What do I mean? Look at markets like beer, airlines, and healthcare. In each, past industry consolidation substantially increased later concerns about lessened competition and consumer harm. The advantage of hindsight reinforced the agencies’ worries about further consolidation, even if incremental.
A long history of consolidation preceded the announcement last year of the proposed acquisition by Anheuser-Busch InBev, the largest seller of beer in the U.S., of Grupo Modelo, the third largest. At the time, the two largest firms accounted for 65% of U.S. beer sales, and Anheuser-Busch alone had a 39% share. Many local markets were highly concentrated, and we saw signs of coordinated interaction. These developments amplified our concern about the proposed transaction. Allowing the largest and third-largest U.S. sellers of beer to combine would have made a bad situation worse. But we stopped that from happening.
Our recent challenge to the US Airways-American Airlines merger took into account a wave of mergers in the airline industry in the preceding decade, during which the number of major airlines had fallen from nine to five. We saw evidence that consolidation may have helped bottom lines at the expense of consumers. Given this industry context, the Division was right to seek a meaningful remedy that preserved, and even improved, competition. Since the settlement, which required the merging carriers to divest slots and gates at several highly concentrated airports, low-cost carriers have expanded their services to those airports and introduced a new competitive dynamic for many travelers.
Healthcare provides another example of creeping consolidation, and there the enforcement agencies have been active in sounding the alarm about the dangers of letting that trend proceed unchecked. It took a while for the courts to heed this warning. But they are increasingly doing so, as most recently evidenced by the FTC’s success in ProMedica Health System, where the Sixth Circuit upheld the FTC’s decision to block the acquisition by the dominant local hospital system of another local hospital. Importantly, the court rejected the defendant’s argument that the Philadelphia National Bank presumption was inapplicable in a unilateral effects case. The companies had 46% and 11% of the relevant market, and the FTC provided evidence that larger hospital systems charged higher prices.

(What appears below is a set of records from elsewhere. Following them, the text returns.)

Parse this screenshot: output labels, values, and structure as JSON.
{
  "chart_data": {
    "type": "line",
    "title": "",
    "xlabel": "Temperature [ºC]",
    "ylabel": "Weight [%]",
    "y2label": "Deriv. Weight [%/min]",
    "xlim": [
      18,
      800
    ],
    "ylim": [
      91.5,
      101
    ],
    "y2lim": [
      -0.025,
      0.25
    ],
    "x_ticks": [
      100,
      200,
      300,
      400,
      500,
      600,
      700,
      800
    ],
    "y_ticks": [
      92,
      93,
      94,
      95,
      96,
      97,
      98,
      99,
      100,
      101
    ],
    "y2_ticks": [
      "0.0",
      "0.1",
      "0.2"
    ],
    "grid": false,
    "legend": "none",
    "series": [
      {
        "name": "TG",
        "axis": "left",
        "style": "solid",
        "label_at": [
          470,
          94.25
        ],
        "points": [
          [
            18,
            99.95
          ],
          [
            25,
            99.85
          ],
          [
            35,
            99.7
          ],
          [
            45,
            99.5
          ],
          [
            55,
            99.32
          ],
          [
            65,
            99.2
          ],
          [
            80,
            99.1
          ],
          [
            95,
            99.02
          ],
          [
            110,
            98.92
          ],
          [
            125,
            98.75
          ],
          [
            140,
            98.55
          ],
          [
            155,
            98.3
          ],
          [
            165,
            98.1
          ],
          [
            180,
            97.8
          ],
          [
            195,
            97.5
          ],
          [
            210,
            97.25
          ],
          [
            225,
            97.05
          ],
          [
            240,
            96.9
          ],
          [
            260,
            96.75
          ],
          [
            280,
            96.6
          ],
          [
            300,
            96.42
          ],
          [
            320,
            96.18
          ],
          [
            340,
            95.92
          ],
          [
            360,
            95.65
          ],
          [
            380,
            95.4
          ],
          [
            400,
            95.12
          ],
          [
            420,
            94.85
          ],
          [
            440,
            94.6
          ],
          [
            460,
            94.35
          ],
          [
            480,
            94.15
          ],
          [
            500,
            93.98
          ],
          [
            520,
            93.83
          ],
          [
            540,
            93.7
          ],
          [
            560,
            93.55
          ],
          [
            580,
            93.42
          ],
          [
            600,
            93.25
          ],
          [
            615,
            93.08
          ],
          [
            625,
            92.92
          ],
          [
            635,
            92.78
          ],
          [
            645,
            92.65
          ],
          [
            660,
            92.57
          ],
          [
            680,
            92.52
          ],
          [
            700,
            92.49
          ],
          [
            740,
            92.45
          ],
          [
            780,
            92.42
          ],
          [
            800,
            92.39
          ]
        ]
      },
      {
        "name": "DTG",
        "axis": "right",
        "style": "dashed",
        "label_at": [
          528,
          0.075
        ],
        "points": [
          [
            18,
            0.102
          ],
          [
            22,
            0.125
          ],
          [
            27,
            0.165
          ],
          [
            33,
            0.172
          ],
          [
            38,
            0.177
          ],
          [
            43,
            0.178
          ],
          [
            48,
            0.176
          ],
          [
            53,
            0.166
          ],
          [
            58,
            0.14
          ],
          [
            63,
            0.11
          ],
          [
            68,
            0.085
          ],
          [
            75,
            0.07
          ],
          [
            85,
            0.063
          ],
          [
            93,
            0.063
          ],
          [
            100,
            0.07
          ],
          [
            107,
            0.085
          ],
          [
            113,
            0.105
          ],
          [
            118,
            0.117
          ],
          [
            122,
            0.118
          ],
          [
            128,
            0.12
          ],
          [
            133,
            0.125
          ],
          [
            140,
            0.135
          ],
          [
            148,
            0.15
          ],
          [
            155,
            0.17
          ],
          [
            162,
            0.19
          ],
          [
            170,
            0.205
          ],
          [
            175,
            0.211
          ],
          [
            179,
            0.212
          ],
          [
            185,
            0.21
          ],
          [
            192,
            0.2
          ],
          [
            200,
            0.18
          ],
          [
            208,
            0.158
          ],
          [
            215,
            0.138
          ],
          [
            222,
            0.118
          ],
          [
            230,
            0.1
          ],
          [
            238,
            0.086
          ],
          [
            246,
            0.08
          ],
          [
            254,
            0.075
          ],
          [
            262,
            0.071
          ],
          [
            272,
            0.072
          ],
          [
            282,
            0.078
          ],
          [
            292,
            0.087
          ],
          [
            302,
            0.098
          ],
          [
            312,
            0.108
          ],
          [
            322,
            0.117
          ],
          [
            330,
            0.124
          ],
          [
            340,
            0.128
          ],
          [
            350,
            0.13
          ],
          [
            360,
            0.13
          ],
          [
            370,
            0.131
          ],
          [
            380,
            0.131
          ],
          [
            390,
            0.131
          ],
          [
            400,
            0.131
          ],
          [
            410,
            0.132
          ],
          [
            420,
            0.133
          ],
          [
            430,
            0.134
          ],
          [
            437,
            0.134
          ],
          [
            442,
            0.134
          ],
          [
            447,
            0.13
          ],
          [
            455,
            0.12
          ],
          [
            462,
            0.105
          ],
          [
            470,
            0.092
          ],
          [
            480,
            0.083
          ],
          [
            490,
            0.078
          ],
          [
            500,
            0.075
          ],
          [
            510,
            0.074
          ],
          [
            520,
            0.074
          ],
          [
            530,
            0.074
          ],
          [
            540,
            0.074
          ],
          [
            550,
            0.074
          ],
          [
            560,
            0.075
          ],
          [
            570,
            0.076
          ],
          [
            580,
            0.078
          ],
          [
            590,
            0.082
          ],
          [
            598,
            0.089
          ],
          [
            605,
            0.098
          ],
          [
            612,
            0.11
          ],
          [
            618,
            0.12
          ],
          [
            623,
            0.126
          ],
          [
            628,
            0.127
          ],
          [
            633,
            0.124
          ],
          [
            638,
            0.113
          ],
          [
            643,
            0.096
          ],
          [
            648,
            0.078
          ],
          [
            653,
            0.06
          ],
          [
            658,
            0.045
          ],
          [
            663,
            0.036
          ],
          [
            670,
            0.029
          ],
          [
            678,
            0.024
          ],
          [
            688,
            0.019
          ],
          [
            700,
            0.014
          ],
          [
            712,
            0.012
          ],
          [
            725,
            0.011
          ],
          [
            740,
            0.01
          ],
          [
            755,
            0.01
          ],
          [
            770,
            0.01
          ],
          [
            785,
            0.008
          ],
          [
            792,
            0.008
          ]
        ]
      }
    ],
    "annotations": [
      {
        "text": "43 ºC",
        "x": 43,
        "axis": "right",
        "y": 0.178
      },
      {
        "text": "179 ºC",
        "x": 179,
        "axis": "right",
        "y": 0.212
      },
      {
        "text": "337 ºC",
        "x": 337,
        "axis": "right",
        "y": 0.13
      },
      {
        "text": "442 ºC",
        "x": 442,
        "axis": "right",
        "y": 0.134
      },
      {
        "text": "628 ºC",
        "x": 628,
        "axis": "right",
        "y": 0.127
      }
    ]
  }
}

Keeping a close watch on where markets are trending does not mean we should return to the days of Von’s Grocery. There the Court intervened long before the trend toward increased concentration should have been a cause for concern. Philadelphia National Bank’s presumption remains the best way for courts to implement the concern for increasing concentration that motivated the Celler-Kefauver Act drafters when they revised section 7.
Our antitrust laws and jurisprudence have come a long way in the last 100 years. But let’s remember also what has remained largely constant. The drafters of the original Clayton Act thought our nation’s antitrust laws needed two improvements—first, a heightened sensitivity to especially anticompetitive practices, and second, the ability to prohibit practices when their effects are reasonably likely to be anticompetitive. To a large extent both the Sherman Act and the revised Clayton Act embody these key tenets of the Clayton Act from a century ago. And that more than justifies today’s commemoration.